"Kakashi! Kakashi!"
Kakashi Hatake mengangkat kepalanya dan tersenyum melihat Mei yang terlihat begitu antusias. Perempuan itu memberikannya kecupan sekilas di pipi sebelum melanjutkan kata-katanya.
"Aku terpilih menjadi ketua proyek! Apa kau bisa membayangkannya?!"
"Kau pantas menerimanya, Mei. Kau bekerja dengan sangat keras."
"Aku tahu! Aku masih tidak menyangka saja." Ujar Mei senang. Ia tersenyum begitu lebar sampai-sampai pipinya terasa sakit. "Karena itu aku akan pergi ke Paris selama beberapa lama… apakah kau tidak apa-apa?"
Kakashi mengerutkan keningnya. "Maksudmu?"
"Errr... masih cukup banyak yang harus disiapkan untuk pernikahan kita, Kakashi. Kita belum memilih gedung, katerer, bunga, kue—"
"Bukankah itu semua bisa dikerjakan oleh wedding organizer?"

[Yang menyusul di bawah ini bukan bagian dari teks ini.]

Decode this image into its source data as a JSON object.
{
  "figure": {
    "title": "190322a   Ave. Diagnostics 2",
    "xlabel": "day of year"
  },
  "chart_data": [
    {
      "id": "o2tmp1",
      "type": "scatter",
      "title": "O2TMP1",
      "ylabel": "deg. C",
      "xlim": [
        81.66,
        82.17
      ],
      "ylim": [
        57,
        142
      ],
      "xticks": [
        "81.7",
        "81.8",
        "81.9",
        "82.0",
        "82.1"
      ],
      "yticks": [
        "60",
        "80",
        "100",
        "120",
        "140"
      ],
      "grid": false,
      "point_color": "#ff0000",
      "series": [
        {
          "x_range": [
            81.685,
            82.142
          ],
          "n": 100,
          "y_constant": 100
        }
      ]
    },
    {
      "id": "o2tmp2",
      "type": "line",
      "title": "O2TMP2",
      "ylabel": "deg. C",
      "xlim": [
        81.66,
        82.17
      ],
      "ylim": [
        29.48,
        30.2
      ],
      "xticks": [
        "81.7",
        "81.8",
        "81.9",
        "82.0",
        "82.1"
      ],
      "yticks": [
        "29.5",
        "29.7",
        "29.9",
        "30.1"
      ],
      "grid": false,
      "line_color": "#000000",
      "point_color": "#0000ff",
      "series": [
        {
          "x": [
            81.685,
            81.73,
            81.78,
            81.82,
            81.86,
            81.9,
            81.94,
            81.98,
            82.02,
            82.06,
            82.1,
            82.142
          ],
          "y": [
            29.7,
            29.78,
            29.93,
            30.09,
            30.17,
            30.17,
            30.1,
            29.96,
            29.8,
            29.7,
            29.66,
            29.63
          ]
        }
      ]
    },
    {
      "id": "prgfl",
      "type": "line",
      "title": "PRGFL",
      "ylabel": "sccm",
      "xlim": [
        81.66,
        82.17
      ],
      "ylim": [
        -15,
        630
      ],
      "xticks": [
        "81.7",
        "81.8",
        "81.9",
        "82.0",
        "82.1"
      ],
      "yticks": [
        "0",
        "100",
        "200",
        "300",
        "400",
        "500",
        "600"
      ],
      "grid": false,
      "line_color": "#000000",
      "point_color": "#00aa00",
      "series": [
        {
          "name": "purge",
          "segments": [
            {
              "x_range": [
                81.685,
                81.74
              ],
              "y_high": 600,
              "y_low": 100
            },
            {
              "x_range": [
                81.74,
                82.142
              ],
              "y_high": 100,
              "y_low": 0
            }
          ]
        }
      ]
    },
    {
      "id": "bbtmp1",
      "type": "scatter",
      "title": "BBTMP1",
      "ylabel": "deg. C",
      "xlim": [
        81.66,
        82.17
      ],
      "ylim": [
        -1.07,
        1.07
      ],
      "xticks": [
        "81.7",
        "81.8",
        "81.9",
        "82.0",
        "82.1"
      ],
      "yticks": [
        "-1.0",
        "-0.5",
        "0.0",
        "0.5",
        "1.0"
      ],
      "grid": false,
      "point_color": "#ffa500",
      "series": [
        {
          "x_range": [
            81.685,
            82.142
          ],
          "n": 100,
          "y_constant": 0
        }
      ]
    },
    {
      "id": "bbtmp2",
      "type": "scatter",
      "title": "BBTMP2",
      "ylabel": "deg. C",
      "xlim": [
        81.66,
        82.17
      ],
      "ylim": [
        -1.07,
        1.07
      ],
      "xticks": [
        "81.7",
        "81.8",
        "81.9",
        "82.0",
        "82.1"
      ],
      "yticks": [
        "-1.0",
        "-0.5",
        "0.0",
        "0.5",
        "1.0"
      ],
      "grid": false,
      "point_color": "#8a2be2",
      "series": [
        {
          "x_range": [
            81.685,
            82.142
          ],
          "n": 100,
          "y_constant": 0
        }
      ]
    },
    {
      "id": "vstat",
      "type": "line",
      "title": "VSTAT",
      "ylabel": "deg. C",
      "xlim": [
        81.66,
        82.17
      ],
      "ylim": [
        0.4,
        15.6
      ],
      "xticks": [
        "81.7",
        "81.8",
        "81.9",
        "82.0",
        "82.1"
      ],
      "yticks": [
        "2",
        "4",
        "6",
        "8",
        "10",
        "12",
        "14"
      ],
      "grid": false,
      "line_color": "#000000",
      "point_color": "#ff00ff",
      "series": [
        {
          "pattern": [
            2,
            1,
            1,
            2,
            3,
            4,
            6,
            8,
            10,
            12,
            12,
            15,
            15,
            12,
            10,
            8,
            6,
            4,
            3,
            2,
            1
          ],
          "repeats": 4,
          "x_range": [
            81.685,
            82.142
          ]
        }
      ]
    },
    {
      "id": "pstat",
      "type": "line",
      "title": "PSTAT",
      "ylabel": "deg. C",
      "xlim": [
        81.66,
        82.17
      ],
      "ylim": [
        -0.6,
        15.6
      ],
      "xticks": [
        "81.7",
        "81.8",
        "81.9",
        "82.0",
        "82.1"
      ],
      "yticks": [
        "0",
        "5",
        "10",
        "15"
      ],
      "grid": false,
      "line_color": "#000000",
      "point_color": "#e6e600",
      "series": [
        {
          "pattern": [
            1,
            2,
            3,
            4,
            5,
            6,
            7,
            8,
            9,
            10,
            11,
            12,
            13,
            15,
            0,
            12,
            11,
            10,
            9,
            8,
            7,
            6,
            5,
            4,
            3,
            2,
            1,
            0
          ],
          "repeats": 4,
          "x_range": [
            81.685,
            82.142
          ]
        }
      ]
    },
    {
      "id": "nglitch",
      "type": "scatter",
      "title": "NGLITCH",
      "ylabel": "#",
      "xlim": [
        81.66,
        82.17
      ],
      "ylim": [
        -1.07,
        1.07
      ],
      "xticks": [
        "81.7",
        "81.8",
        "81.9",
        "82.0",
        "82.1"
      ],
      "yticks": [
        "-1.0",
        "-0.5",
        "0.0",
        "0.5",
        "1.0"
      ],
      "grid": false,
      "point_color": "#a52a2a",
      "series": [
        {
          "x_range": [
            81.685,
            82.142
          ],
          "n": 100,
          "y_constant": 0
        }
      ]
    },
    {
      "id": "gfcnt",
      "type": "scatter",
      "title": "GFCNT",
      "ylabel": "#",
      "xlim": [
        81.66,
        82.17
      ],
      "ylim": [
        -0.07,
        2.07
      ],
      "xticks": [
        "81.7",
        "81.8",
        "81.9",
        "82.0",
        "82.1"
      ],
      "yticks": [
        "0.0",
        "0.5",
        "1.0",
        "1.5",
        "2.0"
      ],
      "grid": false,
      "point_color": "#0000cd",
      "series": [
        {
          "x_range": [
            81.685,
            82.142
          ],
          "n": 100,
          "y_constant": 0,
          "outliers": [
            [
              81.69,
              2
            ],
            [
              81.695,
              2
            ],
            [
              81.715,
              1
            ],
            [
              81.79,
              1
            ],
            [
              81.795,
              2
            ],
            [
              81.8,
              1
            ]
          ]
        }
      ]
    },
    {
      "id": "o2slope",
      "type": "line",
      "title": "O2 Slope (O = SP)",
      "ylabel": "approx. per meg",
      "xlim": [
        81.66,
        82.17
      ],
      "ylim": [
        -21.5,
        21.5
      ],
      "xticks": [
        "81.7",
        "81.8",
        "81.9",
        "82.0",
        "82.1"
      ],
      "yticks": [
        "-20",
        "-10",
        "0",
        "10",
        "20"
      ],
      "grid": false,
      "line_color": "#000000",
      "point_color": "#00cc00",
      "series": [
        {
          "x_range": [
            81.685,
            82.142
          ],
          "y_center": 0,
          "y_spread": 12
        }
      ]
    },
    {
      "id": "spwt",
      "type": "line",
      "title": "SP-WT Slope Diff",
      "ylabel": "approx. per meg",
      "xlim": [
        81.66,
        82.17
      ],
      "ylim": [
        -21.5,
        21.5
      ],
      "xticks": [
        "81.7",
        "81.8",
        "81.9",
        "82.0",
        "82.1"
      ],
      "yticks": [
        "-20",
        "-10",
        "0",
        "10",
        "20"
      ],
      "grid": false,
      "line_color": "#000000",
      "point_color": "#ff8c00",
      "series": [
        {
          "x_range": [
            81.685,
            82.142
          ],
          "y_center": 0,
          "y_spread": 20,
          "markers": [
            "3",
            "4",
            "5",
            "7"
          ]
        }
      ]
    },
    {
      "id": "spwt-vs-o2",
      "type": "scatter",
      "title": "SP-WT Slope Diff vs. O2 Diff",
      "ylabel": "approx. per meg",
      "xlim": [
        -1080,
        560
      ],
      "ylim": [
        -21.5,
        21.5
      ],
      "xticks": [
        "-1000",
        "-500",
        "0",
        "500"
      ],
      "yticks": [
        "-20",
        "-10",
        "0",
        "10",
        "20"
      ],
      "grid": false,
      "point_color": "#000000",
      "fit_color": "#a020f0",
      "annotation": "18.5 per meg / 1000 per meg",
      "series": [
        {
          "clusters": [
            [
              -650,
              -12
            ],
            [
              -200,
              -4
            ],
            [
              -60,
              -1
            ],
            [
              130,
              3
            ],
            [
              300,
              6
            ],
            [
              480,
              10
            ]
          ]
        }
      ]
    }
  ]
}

"Memang, tapi kita juga harus berdiskusi dengan mereka, 'kan?"
Kakashi terdiam melihat perempuan itu yang tampak sekali tidak tenang. Tentu saja. Mei Terumi sedang mengalami dilemma besar sekarang—mereka akan menikah enam bulan lagi, sementara ia harus pergi ke Paris dan menetap disana selama kurang lebih empat bulan. Ia tidak akan memiliki cukup waktu untuk mengurus semua keperluan pernikahan.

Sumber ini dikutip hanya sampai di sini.